Bunu duyan Şiblî de, bu güzel duygularını ifade ediyor. Ama bunların hepsi Allah'ın âşıkı olan evliyâ, mübarek zâtlar. Dertleri tasaları, geceleri gündüzleri Allah, Allahu Teâlâ hazretlerine güzel kulluk etmek, güzel kulluk edemedikleri zaman telaşlanmak. Birazcık ayrılık kokusu sezdikleri zaman telaşlanmak. Kavuştukları zaman da; "Acaba bir şey kaybeder miyim?" diye telaşlanmak. Şiirlerinde bu telaşlarını dile getiriyor, fikirlerini tatlı tatlı söylüyorlar.
Biz bu mübarek zâtların hayatlarını okuduk, davranışlarını duygularını dinledik, anladık ki Allah'ın kaderine, mukadderâta, alın yazısına rıza göstermek, rıza ve teslimiyet makamı çok önemlidir.
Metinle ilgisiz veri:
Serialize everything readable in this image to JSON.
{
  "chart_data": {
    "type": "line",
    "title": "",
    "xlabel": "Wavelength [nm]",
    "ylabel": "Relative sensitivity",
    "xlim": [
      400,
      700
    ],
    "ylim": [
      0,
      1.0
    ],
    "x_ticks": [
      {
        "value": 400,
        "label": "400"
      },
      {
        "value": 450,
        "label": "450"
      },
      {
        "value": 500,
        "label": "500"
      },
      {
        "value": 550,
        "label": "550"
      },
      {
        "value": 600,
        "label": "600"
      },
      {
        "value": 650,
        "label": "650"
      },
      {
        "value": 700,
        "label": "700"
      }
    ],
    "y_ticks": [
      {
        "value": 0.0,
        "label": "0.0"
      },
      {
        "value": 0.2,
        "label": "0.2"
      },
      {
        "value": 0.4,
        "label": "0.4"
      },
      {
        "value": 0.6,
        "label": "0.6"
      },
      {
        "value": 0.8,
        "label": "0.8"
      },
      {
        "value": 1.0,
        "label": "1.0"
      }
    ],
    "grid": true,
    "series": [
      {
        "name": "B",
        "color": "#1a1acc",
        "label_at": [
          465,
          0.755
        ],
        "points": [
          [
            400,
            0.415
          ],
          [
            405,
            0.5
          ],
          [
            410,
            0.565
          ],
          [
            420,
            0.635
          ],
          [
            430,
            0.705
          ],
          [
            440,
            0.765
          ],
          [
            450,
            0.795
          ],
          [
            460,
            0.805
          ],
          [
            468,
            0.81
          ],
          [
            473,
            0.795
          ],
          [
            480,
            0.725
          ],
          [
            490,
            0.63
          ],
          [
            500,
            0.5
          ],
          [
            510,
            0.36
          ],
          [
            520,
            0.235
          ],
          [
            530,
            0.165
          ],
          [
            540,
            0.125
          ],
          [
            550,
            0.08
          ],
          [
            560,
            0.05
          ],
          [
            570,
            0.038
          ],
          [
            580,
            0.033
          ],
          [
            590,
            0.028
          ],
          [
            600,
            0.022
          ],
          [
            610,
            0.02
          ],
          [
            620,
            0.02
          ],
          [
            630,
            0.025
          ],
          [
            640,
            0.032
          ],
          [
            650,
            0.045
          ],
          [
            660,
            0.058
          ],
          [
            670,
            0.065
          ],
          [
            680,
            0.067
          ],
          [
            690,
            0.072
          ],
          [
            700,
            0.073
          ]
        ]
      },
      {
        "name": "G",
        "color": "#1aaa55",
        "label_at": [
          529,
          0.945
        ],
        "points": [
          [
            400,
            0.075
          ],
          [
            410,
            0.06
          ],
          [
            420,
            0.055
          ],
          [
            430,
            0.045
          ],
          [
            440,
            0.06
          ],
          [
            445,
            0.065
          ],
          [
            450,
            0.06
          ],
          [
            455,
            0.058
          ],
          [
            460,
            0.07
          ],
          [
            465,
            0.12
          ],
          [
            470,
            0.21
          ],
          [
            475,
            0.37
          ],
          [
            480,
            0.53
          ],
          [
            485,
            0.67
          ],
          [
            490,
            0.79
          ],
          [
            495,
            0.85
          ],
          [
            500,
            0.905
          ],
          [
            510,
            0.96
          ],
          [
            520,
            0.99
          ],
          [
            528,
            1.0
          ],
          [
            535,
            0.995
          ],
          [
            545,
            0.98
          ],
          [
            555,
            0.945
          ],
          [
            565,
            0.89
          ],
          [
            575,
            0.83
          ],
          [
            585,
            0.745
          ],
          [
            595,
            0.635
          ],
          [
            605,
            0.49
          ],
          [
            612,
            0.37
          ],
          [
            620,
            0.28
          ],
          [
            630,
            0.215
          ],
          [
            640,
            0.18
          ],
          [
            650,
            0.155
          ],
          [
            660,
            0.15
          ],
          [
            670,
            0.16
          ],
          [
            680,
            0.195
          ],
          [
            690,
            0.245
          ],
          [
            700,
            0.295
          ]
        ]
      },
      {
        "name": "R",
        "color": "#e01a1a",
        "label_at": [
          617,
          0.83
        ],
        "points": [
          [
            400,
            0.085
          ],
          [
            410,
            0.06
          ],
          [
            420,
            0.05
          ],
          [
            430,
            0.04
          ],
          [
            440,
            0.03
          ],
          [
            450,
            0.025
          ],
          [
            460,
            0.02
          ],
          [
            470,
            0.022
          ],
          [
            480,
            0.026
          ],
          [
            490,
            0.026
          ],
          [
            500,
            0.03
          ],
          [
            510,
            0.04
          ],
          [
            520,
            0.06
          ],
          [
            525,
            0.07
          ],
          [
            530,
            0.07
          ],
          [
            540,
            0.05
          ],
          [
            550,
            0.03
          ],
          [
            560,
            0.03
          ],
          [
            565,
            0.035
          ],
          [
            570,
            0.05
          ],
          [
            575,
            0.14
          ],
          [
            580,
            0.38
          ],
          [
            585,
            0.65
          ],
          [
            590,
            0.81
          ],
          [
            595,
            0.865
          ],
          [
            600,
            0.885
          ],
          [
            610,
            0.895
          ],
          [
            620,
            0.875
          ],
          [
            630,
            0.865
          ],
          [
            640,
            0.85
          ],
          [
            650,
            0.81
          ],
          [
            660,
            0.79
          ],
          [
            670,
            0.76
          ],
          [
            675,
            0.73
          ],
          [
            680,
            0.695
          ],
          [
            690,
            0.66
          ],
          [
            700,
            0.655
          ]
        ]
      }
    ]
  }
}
Dünya hayatı imtihan yeri olduğu için Allah insana burada acı tatlı günler yaşatır. İnsanı iyi kötü olaylarla karşılaştırır; sıhhatli zamanları olur, hasta zamanları olur. Hiçbir zaman Allah'a kulluktan uzak, geri durmamak lazım; isyan etmemek, kontrolünü kaybetmemek lazım. Hiçbir zaman Allah'ı şikayet ediyor gibi; Allah'tan, Allah'ın kaderinden, Allah'ın kaderi dolayısıyla başına gelen olaylardan şikayetçi olur gibi bir durumda olmamak lazım.
Nasıl olmak lazım?
"Edepli, kadere razı, sakin, terbiyeli bir kul olmak lazım.".
Bunu anlıyoruz.
Allah'ı seven, Allah'tan gelen her şeyin iyi olduğunu düşünür.
"Hoştur bana senden gelen." ve "Neylerse güzel eyler." şiirleriyle, geçen hafta da söylediğim duyguda olmamız lazım. Bunu iyice yerleştirin, hayatınızda uygulayın. Hayatta karşılaştığınız olaylarda bu tavrı takınmaya çalışın. Kadere isyan etmek olmaz.
Hayrihî ve şerrihî mina'l-lâhi Teâlâ. "Kader de; insanın başına gelen iyi şeyler de, kötü şeyler de Allah'tandır."
Kaza, ârıza, üzüntü, hastalık, dert, gam, keder, tasa, uykusuzluk, hastalık vesaire hepsi imtihan. İmtihana güzel cevap vermeye, iyi bir kul olmaya, Allah'ı severek Allah'ın mukadderâtını hazmetmeye çalışacağız. Davranışımız bu olmalı.
Allah-u Teâla Hazretleri cümlenizden razı olsun. Cümlenizi Peygamber Efendimiz'in sevgisine, şefaatine, iltifatına nail eylesin. Peygamber Efendimiz'in has ümmeti olmanızı nasip eylesin. Dünya ve ahiretin her türlü tehlikelerinden koruyup, dünya ve ahiretin her türlü hayırlarına erdirdiği kullarından eylesin. Firdevsi Âlâda Peygamber-i Zişan’ımıza cümlenizi komşu eylesin. Cennet nimetleriyle mütena'ım eylesin.